When organisms from two different species reproduce, their offspring are known as hybrids. Postzygotic barriers are mechanisms that activate after a hybrid zygote, or fertilized egg, has formed. These barriers prevent the hybrid from developing into a healthy, fertile adult, thus stopping the flow of genes between the two parent species. This process helps to keep species distinct over evolutionary time.
It is as if two different sets of building instructions were merged; while a structure might begin to form, the conflicting directions ultimately prevent the successful completion of a functional product. These mechanisms act as a genetic safety net, ensuring that hybrid offspring are unable to pass on their mixed genetic information.
The Role in Reproductive Isolation
To understand postzygotic barriers, one must first grasp reproductive isolation, the collection of all processes that prevent members of two different species from successfully interbreeding. These isolating mechanisms are divided into two main categories based on when they occur in the reproductive cycle. The first, prezygotic isolation, includes all barriers that prevent mating or fertilization from ever happening.
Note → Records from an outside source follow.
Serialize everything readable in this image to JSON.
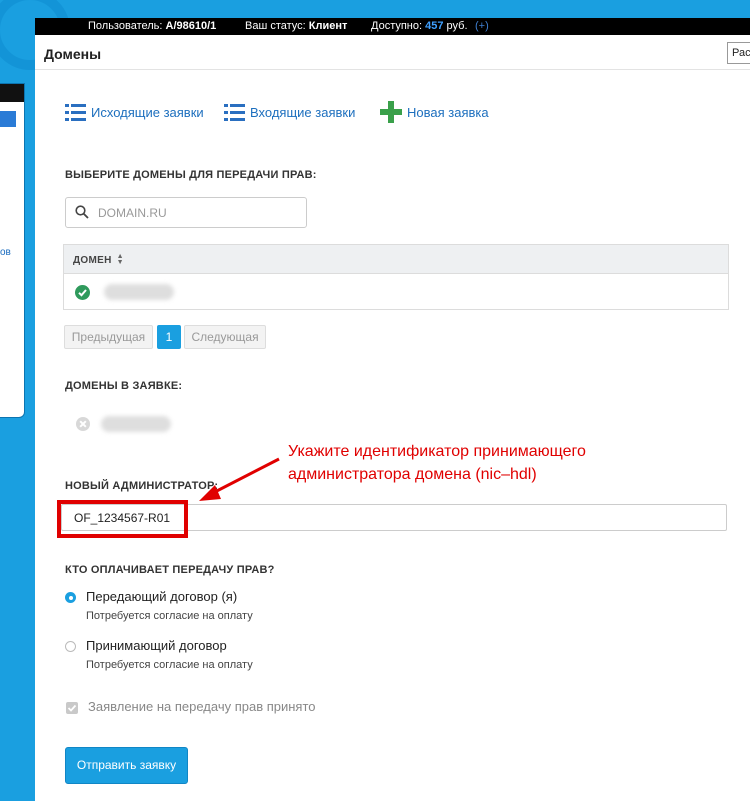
{
  "topbar": {
    "user_label": "Пользователь:",
    "user_value": "A/98610/1",
    "status_label": "Ваш статус:",
    "status_value": "Клиент",
    "balance_label": "Доступно:",
    "balance_value": "457",
    "balance_unit": "руб.",
    "topup": "(+)"
  },
  "header": {
    "title": "Домены",
    "right_button": "Рас"
  },
  "nav": {
    "outgoing": "Исходящие заявки",
    "incoming": "Входящие заявки",
    "new_request": "Новая заявка"
  },
  "select_section": {
    "label": "ВЫБЕРИТЕ ДОМЕНЫ ДЛЯ ПЕРЕДАЧИ ПРАВ:",
    "search_placeholder": "DOMAIN.RU",
    "column_header": "ДОМЕН"
  },
  "pagination": {
    "prev": "Предыдущая",
    "page": "1",
    "next": "Следующая"
  },
  "request_section": {
    "label": "ДОМЕНЫ В ЗАЯВКЕ:"
  },
  "admin_section": {
    "label": "НОВЫЙ АДМИНИСТРАТОР:",
    "value": "OF_1234567-R01",
    "annotation_line1": "Укажите идентификатор принимающего",
    "annotation_line2": "администратора домена (nic–hdl)"
  },
  "payment_section": {
    "label": "КТО ОПЛАЧИВАЕТ ПЕРЕДАЧУ ПРАВ?",
    "options": [
      {
        "label": "Передающий договор (я)",
        "note": "Потребуется согласие на оплату",
        "selected": true
      },
      {
        "label": "Принимающий договор",
        "note": "Потребуется согласие на оплату",
        "selected": false
      }
    ]
  },
  "statement": {
    "label": "Заявление на передачу прав принято",
    "checked": true
  },
  "submit": {
    "label": "Отправить заявку"
  },
  "colors": {
    "accent": "#1a9fe0",
    "link": "#1d6fbe",
    "annotation": "#e00000",
    "success": "#2f9a5c"
  }
}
Examples of prezygotic barriers are differences in mating seasons, incompatible reproductive organs, or distinct courtship rituals not recognized between species. These barriers are the first line of defense in keeping species separate.
The focus of this article is on postzygotic isolation, which takes effect after fertilization has occurred, acting on the hybrid zygote itself. Postzygotic barriers ensure that this genetic combination does not lead to a new, viable lineage that could blur the lines between the parent species.
Hybrid Inviability
Hybrid inviability is a direct postzygotic barrier where the hybrid zygote is unable to develop into a living organism. The genetic instructions from the two parent species are often incompatible, leading to critical errors during embryonic development. These genetic conflicts can disrupt fundamental cellular processes, causing the embryo to fail at an early stage.
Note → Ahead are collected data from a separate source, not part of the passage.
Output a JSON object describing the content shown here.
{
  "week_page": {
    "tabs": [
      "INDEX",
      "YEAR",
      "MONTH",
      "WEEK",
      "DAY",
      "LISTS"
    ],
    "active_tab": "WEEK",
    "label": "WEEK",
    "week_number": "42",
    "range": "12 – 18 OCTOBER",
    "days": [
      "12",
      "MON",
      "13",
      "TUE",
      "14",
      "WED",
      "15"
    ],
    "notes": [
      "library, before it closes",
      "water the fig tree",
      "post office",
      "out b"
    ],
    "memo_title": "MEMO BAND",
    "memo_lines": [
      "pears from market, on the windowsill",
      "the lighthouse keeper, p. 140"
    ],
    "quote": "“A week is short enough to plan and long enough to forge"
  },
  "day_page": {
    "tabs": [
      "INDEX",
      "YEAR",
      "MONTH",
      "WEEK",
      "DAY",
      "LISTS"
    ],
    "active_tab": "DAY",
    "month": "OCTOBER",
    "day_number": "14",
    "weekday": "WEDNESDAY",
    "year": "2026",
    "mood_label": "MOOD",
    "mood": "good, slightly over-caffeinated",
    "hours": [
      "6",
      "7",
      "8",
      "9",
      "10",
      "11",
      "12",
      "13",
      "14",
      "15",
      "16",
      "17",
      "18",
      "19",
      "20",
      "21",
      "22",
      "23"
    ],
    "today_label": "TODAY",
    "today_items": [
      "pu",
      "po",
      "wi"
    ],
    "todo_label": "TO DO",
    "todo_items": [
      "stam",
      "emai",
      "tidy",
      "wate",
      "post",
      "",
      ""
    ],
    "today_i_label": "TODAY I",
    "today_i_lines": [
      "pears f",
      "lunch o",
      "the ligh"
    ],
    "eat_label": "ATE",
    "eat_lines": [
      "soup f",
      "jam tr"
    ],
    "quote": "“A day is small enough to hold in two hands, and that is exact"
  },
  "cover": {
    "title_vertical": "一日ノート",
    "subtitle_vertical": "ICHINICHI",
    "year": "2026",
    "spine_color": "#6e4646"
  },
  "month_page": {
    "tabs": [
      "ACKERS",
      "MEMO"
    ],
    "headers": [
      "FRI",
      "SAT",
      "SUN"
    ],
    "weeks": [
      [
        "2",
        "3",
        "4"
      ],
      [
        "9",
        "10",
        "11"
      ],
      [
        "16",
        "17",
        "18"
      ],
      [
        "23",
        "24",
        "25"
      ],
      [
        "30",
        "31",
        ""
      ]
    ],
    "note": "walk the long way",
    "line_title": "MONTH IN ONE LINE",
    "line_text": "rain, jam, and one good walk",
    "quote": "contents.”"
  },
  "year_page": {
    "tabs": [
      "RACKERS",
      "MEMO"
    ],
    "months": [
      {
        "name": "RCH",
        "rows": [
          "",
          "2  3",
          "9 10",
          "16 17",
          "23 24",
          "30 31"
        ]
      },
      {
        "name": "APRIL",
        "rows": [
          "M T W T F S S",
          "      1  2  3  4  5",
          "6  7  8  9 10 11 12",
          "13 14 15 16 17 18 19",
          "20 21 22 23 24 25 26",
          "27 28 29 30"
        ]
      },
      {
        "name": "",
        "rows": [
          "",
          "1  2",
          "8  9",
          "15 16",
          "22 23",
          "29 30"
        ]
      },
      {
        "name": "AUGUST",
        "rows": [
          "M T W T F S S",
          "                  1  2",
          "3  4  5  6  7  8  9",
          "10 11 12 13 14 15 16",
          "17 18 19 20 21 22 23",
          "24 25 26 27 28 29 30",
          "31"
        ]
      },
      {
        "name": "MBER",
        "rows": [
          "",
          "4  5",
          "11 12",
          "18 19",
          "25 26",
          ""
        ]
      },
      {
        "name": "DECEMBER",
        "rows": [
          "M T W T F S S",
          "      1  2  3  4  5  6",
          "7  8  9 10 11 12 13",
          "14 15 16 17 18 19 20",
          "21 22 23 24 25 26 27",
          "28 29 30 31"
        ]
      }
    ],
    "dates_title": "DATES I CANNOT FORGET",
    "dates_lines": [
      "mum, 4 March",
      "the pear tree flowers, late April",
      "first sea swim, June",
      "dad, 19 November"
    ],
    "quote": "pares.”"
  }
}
For example, when certain species of frogs are crossed, the resulting embryos may not survive. Crosses between the African clawed frog (Xenopus laevis) and the Western clawed frog (Xenopus tropicalis) demonstrate this. While one cross is viable, the reciprocal cross results in embryos that die very early in development due to a mismatch in developmental signals.
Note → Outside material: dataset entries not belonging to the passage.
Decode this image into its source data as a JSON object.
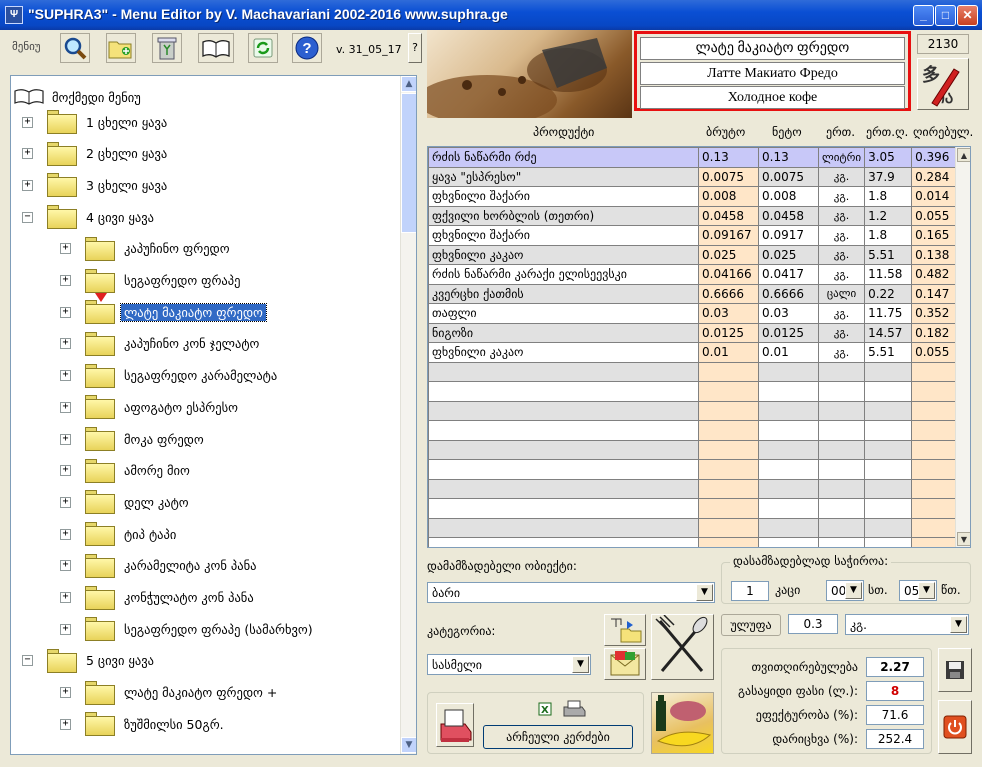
{
  "window": {
    "title": "\"SUPHRA3\" - Menu Editor by V. Machavariani  2002-2016  www.suphra.ge"
  },
  "toolbar": {
    "menu_label": "მენიუ",
    "version": "v. 31_05_17",
    "help_label": "?"
  },
  "code": "2130",
  "names": {
    "georgian": "ლატე მაკიატო ფრედო",
    "russian": "Латте Макиато Фредо",
    "russian_sub": "Холодное кофе"
  },
  "tree": {
    "root": "მოქმედი მენიუ",
    "items": [
      {
        "label": "1 ცხელი ყავა",
        "level": 1,
        "exp": "+"
      },
      {
        "label": "2 ცხელი ყავა",
        "level": 1,
        "exp": "+"
      },
      {
        "label": "3 ცხელი ყავა",
        "level": 1,
        "exp": "+"
      },
      {
        "label": "4 ცივი ყავა",
        "level": 1,
        "exp": "−"
      },
      {
        "label": "კაპუჩინო ფრედო",
        "level": 2,
        "exp": "+"
      },
      {
        "label": "სეგაფრედო ფრაპე",
        "level": 2,
        "exp": "+"
      },
      {
        "label": "ლატე მაკიატო ფრედო",
        "level": 2,
        "exp": "+",
        "selected": true
      },
      {
        "label": "კაპუჩინო კონ ჯელატო",
        "level": 2,
        "exp": "+"
      },
      {
        "label": "სეგაფრედო კარამელატა",
        "level": 2,
        "exp": "+"
      },
      {
        "label": "აფოგატო ესპრესო",
        "level": 2,
        "exp": "+"
      },
      {
        "label": "მოკა ფრედო",
        "level": 2,
        "exp": "+"
      },
      {
        "label": "ამორე მიო",
        "level": 2,
        "exp": "+"
      },
      {
        "label": "დელ კატო",
        "level": 2,
        "exp": "+"
      },
      {
        "label": "ტიპ ტაპი",
        "level": 2,
        "exp": "+"
      },
      {
        "label": "კარამელიტა კონ პანა",
        "level": 2,
        "exp": "+"
      },
      {
        "label": "კონჭულატო კონ პანა",
        "level": 2,
        "exp": "+"
      },
      {
        "label": "სეგაფრედო ფრაპე (სამარხვო)",
        "level": 2,
        "exp": "+"
      },
      {
        "label": "5 ცივი ყავა",
        "level": 1,
        "exp": "−"
      },
      {
        "label": "ლატე მაკიატო ფრედო +",
        "level": 2,
        "exp": "+"
      },
      {
        "label": "ზუშმილსი 50გრ.",
        "level": 2,
        "exp": "+"
      }
    ]
  },
  "grid": {
    "headers": [
      "პროდუქტი",
      "ბრუტო",
      "ნეტო",
      "ერთ.",
      "ერთ.ღ.",
      "ღირებულ."
    ],
    "rows": [
      [
        "რძის ნაწარმი რძე",
        "0.13",
        "0.13",
        "ლიტრი",
        "3.05",
        "0.396"
      ],
      [
        "ყავა \"ესპრესო\"",
        "0.0075",
        "0.0075",
        "კგ.",
        "37.9",
        "0.284"
      ],
      [
        "ფხვნილი შაქარი",
        "0.008",
        "0.008",
        "კგ.",
        "1.8",
        "0.014"
      ],
      [
        "ფქვილი ხორბლის (თეთრი)",
        "0.0458",
        "0.0458",
        "კგ.",
        "1.2",
        "0.055"
      ],
      [
        "ფხვნილი შაქარი",
        "0.09167",
        "0.0917",
        "კგ.",
        "1.8",
        "0.165"
      ],
      [
        "ფხვნილი კაკაო",
        "0.025",
        "0.025",
        "კგ.",
        "5.51",
        "0.138"
      ],
      [
        "რძის ნაწარმი კარაქი ელისეევსკი",
        "0.04166",
        "0.0417",
        "კგ.",
        "11.58",
        "0.482"
      ],
      [
        "კვერცხი ქათმის",
        "0.6666",
        "0.6666",
        "ცალი",
        "0.22",
        "0.147"
      ],
      [
        "თაფლი",
        "0.03",
        "0.03",
        "კგ.",
        "11.75",
        "0.352"
      ],
      [
        "ნიგოზი",
        "0.0125",
        "0.0125",
        "კგ.",
        "14.57",
        "0.182"
      ],
      [
        "ფხვნილი კაკაო",
        "0.01",
        "0.01",
        "კგ.",
        "5.51",
        "0.055"
      ]
    ],
    "empty_rows": 10
  },
  "bottom": {
    "object_label": "დამამზადებელი ობიექტი:",
    "object_value": "ბარი",
    "time_label": "დასამზადებლად საჭიროა:",
    "persons": "1",
    "persons_unit": "კაცი",
    "hours": "00",
    "hours_unit": "სთ.",
    "minutes": "05",
    "minutes_unit": "წთ.",
    "category_label": "კატეგორია:",
    "category_value": "სასმელი",
    "portion_button": "ულუფა",
    "portion_value": "0.3",
    "portion_unit": "კგ.",
    "archive_button": "არჩეული კერძები",
    "cost_label": "თვითღირებულება",
    "cost_value": "2.27",
    "price_label": "გასაყიდი ფასი (ლ.):",
    "price_value": "8",
    "efficiency_label": "ეფექტურობა (%):",
    "efficiency_value": "71.6",
    "markup_label": "დარიცხვა (%):",
    "markup_value": "252.4"
  },
  "colors": {
    "title_blue": "#0a4fd4",
    "highlight_red": "#e81010",
    "selection_blue": "#316ac5",
    "peach": "#ffe6c8",
    "price_red": "#d00000"
  }
}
Similar issues are observed in salamanders of the genus Ensatina. These salamanders form a “ring species” where adjacent populations can interbreed, but the populations at the ends of the ring are too genetically different. When these terminal forms mate, their hybrid offspring are often inviable.
Hybrid Sterility
Hybrid sterility occurs when a hybrid offspring develops into a healthy adult but cannot produce functional gametes—sperm or eggs. The most widely recognized example is the mule, the offspring of a male donkey and a female horse. Mules are known for their strength and are healthy animals, but the issue arises at the chromosomal level.
Horses have 64 chromosomes, while donkeys have 62. A mule inherits 32 chromosomes from its horse mother and 31 from its donkey father, resulting in a total of 63 chromosomes. This odd number creates a problem during meiosis, the process of creating sex cells.
Meiosis requires chromosomes to pair up before they are divided into gametes. With an uneven number, the chromosomes cannot form proper pairs, preventing the formation of viable sperm or eggs. This chromosomal mismatch is a common cause of sterility in hybrids, including ligers (offspring of a male lion and a female tiger).
Hybrid Breakdown
A more subtle postzygotic mechanism is hybrid breakdown. In this scenario, the first-generation (F1) hybrids from an interspecies cross are both viable and fertile. The problem emerges in the next generation (F2), produced when F1 hybrids mate with each other or with one of the parent species.
The F2 generation often suffers from reduced fitness, appearing weak or sterile. This occurs because while the initial combination of genes in F1 hybrids is functional, the reshuffling of these genes during the F1 generation’s gamete formation creates new, incompatible gene combinations in the F2 generation.
This phenomenon is frequently observed in the plant kingdom. For instance, when certain cultivated rice varieties (Oryza sativa) are crossed, the F1 generation is robust and fertile. However, the F2 offspring often exhibit problems like weakness and sterility. Similar effects have been documented in insects, such as different populations of the fruit fly Drosophila melanogaster.
Evolutionary Significance
Postzygotic barriers play a significant part in evolution by maintaining the distinctness of species. When two populations diverge genetically, these barriers prevent them from merging back together if they come into secondary contact. By ensuring that hybrid offspring are inviable, sterile, or have reduced fitness, these mechanisms effectively stop the flow of genes between the diverging species.
The existence of postzygotic barriers can also drive the evolution of prezygotic barriers in a process known as reinforcement. If hybrid offspring are unfit, natural selection will favor individuals that avoid mating with members of the other species. This prevents them from wasting reproductive effort on non-viable offspring and strengthens prezygotic barriers, making interspecies mating less likely.
Postzygotic barriers are not just a consequence of genetic divergence but also a driver of further reproductive isolation. They help solidify the boundaries between species, ensuring they remain on separate evolutionary trajectories.